The 18-Point Screening
Revenue Quality
| # | Check | Result | Detail |
|---|---|---|---|
| A1 | DSO Change | ✅ Pass | DSO 32 days, -4 days YoY — tightening |
| A2 | AR vs Revenue Growth | ✅ Pass | AR -8.9% vs revenue +3.9% — AR shrinking |
| A3 | Revenue vs CFFO | ✅ Pass | Revenue +3.9%, CFFO +7.3% — cash outpacing revenue |
Expense Quality
| # | Check | Result | Detail |
|---|---|---|---|
| B1 | Inventory vs COGS | ❌ Fail | Inventory +28.4% while COGS -0.8%, margin rising |
| B2 | CapEx vs Revenue | ✅ Pass | CapEx +12.4% vs revenue +3.9% — reasonable for growth stage |
| B3 | SG&A Ratio | ✅ Pass | SG&A/Gross Profit 8.1% — excellent |
| B4 | Gross Margin | ✅ Pass | Gross margin 29.4%, +3.4pp — healthy expansion |
B1 inventory flag: For a midstream company, inventory primarily consists of NGL linefill and stored products. A 28.4% increase while COGS is flat and margins are rising is the textbook Schilit pattern. However, for a midstream operator with expanding pipeline and storage capacity, some inventory growth is expected — new pipelines require linefill.

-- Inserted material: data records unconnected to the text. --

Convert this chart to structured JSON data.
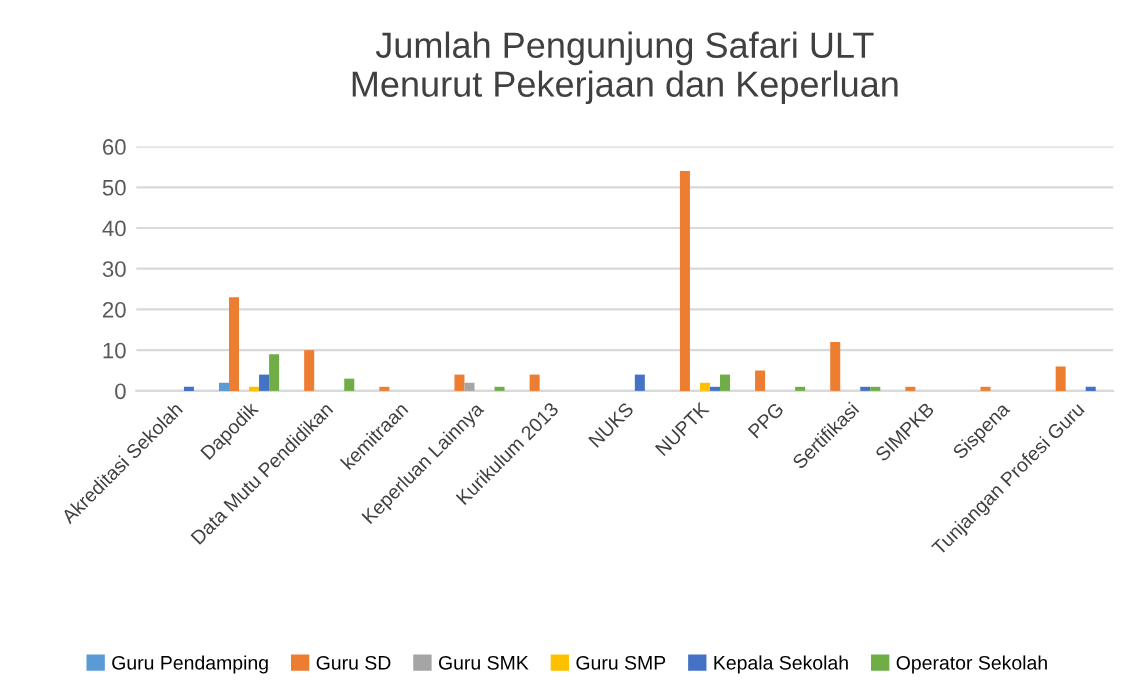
{
  "chart_data": {
    "type": "bar",
    "title": "Jumlah Pengunjung Safari ULT\nMenurut Pekerjaan dan Keperluan",
    "categories": [
      "Akreditasi Sekolah",
      "Dapodik",
      "Data Mutu Pendidikan",
      "kemitraan",
      "Keperluan Lainnya",
      "Kurikulum 2013",
      "NUKS",
      "NUPTK",
      "PPG",
      "Sertifikasi",
      "SIMPKB",
      "Sispena",
      "Tunjangan Profesi Guru"
    ],
    "series": [
      {
        "name": "Guru Pendamping",
        "color": "#5b9bd5",
        "values": [
          null,
          2,
          null,
          null,
          null,
          null,
          null,
          null,
          null,
          null,
          null,
          null,
          null
        ]
      },
      {
        "name": "Guru SD",
        "color": "#ed7d31",
        "values": [
          null,
          23,
          10,
          1,
          4,
          4,
          null,
          54,
          5,
          12,
          1,
          1,
          6
        ]
      },
      {
        "name": "Guru SMK",
        "color": "#a5a5a5",
        "values": [
          null,
          null,
          null,
          null,
          2,
          null,
          null,
          null,
          null,
          null,
          null,
          null,
          null
        ]
      },
      {
        "name": "Guru SMP",
        "color": "#ffc000",
        "values": [
          null,
          1,
          null,
          null,
          null,
          null,
          null,
          2,
          null,
          null,
          null,
          null,
          null
        ]
      },
      {
        "name": "Kepala Sekolah",
        "color": "#4472c4",
        "values": [
          1,
          4,
          null,
          null,
          null,
          null,
          4,
          1,
          null,
          1,
          null,
          null,
          1
        ]
      },
      {
        "name": "Operator Sekolah",
        "color": "#70ad47",
        "values": [
          null,
          9,
          3,
          null,
          1,
          null,
          null,
          4,
          1,
          1,
          null,
          null,
          null
        ]
      }
    ],
    "ylim": [
      0,
      60
    ],
    "yticks": [
      0,
      10,
      20,
      30,
      40,
      50,
      60
    ],
    "grid": "y",
    "legend": "bottom"
  }
}
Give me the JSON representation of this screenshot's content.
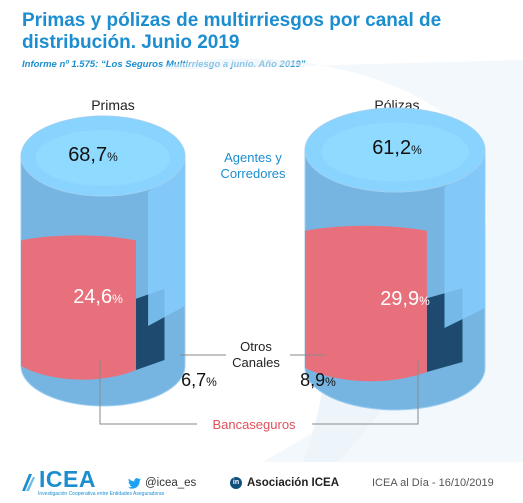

The magnitude (28.4%) relative to revenue growth (3.9%) remains outsized and warrants disclosure review.
Cash Flow Quality
| # | Check | Result | Detail |
|---|---|---|---|
| C1 | CFFO vs Net Income | ✅ Pass | CFFO/NI 2.04x — strong cash backing |
| C2 | Free Cash Flow | ✅ Pass | FCF $584M, FCF/NI 0.30x — thin but positive |
| C3 | Accruals Ratio | ✅ Pass | Accruals ratio -7.9% — deeply negative, clean |
| C4 | Cash vs Debt | ❌ Fail | Cash $166M covers 1% of $17.5B debt |
Balance Sheet Quality
| # | Check | Result | Detail |
|---|---|---|---|
| D1 | Goodwill + Intangibles | ✅ Pass | No goodwill — clean |
| D2 | Leverage | ✅ Pass | Debt/EBITDA 3.6x, interest coverage 3.9x — stretched but within covenant |
| D3 | Soft Asset Growth | ⚠️ Watch | Other assets +82.8% vs revenue +3.9% |
| D4 | Asset Impairment | N/A | No write-off data |
The 82.8% surge in other assets likely reflects pipeline construction in progress, linefill, and right-of-use assets from expanding operations. Per the 10-K, the company has "pledged the accounts receivables of Targa Receivables" under a securitization facility — indicating active use of off-balance-sheet financing tools.
Acquisition Risk
| # | Check | Result | Detail |
|---|---|---|---|
| E1 | Serial Acquirer FCF | ✅ Pass | FCF after acquisitions positive |
| E2 | Goodwill Surge | ✅ Pass | No goodwill |
Manipulation Score
| # | Check | Result | Detail |
|---|---|---|---|
| F1 | Beneish M-Score | ✅ Pass | M-Score -3.06 — cleanest in energy peer group |
Altman Z-Score: 1.02 (distress zone) | F-Score: 0.38 (low manipulation probability 0.14%)
Key Risks from the 10-K
Summary
Targa's F grade reflects the tension between an excellent operating business (M-Score -3.06, CFFO/NI 2.04x, 29.4% gross margins) and a balance sheet that has been stretched to fund Permian Basin growth. The Z-Score of 1.02 in the distress zone is structural — Targa operates with thin equity and heavy debt by design, as is typical for midstream MLPs and their successors. The inventory flag deserves monitoring but is likely explained by new pipeline linefill. The real risk is the combination of $17.5B debt, $166M cash, $3.4B annual growth CapEx, and $2.0B authorized buybacks — a capital allocation program that assumes uninterrupted access to debt capital markets.